Vaughan Wilks, 40, pleaded guilty to unlawfully wounding the manager at the CUC offices on Sept. 19, 2014. The defendant admitted punching him in the face twice and then hitting him with a hard hat, causing a 2-inch laceration to the top of his head.
The court heard that Wilks had been having job performance issues and had been placed on probation in 2013. In 2014, he began to refuse to work weekends, explaining that he had to look after his child while his wife worked.
The lines superintendent subsequently emailed Wilks, instructing him to work a particular weekend. Wilks responded that he had to take care of his child.
As a result, management decided to give him a three-day suspension. At a meeting later, Wilks was informed of the suspension. A letter was read to him, but he refused to sign it.
As the manager moved to pick up a pen, Wilks thought he was going to be attacked and he had to defend himself, defense attorney Clyde Allen said. Wilks punched the manager twice, near the eyes. He then picked up his hard hat and hit the man over the head with it.
The manager was taken to hospital, where an examination showed significant swelling and redness around the eyes, which were bloodshot. An X-ray showed no abnormalities and no broken bones. The injured man experienced tenderness for some time, but there was no permanent injury or disability.
Mr. Allen spoke of the pressure his client had been under in his efforts to help meet his family’s financial obligations. Wilks was sorry for what he did, the attorney said. The assault was a spontaneous act that had had serious consequences. Having lost his job, Wilks was not entitled to employee benefits and was still looking for work.
Crown counsel Nicole Petit said a possible aggravating factor was the fact that the incident occurred in the workplace, where one does not expect to be assaulted by a colleague.
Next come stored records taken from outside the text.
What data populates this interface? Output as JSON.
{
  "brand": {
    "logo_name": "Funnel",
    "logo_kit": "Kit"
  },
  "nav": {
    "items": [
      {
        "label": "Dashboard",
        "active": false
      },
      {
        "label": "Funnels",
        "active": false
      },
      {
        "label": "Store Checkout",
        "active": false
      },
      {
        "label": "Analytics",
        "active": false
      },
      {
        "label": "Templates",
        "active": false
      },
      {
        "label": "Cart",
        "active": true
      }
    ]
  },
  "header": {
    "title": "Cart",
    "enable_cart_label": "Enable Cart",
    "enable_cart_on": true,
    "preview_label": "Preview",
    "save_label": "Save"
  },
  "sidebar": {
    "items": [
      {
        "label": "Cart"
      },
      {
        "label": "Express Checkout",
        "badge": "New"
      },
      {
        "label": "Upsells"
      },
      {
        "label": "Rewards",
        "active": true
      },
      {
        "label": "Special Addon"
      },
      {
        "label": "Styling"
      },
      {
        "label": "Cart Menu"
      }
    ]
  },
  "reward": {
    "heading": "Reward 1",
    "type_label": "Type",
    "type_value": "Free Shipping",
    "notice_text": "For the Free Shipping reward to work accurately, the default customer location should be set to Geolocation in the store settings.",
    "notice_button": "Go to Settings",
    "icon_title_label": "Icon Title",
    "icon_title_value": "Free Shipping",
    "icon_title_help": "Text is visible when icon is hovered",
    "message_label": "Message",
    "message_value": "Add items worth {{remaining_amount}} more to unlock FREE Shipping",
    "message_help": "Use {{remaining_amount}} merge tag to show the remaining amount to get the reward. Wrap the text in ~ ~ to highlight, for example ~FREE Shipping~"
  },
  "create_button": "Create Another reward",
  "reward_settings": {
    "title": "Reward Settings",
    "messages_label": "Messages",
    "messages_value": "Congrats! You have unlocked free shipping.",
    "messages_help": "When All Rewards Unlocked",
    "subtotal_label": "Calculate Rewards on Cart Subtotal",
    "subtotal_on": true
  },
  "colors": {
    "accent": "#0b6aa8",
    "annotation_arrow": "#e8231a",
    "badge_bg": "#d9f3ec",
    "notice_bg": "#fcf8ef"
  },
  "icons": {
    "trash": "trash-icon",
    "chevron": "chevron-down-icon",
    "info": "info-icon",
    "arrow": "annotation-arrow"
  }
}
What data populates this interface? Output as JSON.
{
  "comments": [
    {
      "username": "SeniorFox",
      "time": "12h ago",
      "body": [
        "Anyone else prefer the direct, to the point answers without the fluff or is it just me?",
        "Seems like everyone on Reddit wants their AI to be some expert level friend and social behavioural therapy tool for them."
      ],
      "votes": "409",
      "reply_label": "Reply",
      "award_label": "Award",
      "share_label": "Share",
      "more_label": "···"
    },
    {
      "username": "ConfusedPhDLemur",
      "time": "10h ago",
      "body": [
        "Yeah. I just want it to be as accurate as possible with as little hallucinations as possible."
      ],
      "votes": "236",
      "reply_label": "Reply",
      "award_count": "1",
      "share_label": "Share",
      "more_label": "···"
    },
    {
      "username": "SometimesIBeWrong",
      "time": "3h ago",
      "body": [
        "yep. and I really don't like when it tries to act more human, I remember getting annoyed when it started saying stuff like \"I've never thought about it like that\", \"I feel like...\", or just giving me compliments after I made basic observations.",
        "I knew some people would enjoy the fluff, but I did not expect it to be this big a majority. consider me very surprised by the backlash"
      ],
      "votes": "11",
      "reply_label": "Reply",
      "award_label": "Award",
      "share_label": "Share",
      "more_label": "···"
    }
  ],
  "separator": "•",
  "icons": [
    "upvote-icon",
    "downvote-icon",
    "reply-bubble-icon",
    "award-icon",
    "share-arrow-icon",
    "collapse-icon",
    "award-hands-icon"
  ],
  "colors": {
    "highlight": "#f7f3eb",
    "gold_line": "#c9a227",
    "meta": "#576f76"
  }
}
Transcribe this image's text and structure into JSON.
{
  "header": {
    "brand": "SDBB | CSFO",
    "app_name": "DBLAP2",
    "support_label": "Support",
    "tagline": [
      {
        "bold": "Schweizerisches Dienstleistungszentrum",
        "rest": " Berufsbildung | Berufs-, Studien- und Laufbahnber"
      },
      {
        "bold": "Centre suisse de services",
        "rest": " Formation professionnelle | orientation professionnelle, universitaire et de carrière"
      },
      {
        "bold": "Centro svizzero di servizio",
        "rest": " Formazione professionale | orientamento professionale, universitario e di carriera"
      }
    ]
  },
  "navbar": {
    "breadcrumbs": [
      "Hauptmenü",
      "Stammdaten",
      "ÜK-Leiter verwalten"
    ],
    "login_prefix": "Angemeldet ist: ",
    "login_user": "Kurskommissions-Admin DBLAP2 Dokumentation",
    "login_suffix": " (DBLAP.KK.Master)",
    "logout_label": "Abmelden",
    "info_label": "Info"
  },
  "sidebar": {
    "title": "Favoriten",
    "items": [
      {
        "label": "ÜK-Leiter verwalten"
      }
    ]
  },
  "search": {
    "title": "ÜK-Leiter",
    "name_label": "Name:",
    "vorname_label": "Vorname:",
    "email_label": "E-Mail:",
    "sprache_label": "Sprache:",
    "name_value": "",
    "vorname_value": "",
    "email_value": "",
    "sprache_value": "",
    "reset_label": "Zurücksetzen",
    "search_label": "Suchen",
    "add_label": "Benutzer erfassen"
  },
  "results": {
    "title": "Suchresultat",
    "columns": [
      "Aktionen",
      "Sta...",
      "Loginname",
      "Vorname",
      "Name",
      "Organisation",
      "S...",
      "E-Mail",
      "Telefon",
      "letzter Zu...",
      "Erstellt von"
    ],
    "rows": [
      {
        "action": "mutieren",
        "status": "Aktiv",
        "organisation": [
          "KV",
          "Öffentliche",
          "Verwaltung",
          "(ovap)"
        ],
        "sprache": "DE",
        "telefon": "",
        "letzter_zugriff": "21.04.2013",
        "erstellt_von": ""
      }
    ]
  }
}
Justice Quin referred to Wilks’s previously outstanding work record, his lack of previous convictions and his standing as a man of good character who had now lost his job.
“I consider the complainant is to be commended for not embellishing his injuries,” he said, adding that the man had fully recovered.
“I don’t know the contractual terms of work, but after 20 years it is regrettable some arrangement could not be worked out,” the judge commented.
He bound Wilks over on his own recognizance in the sum of $500 to keep the peace and be of good behavior for 12 months.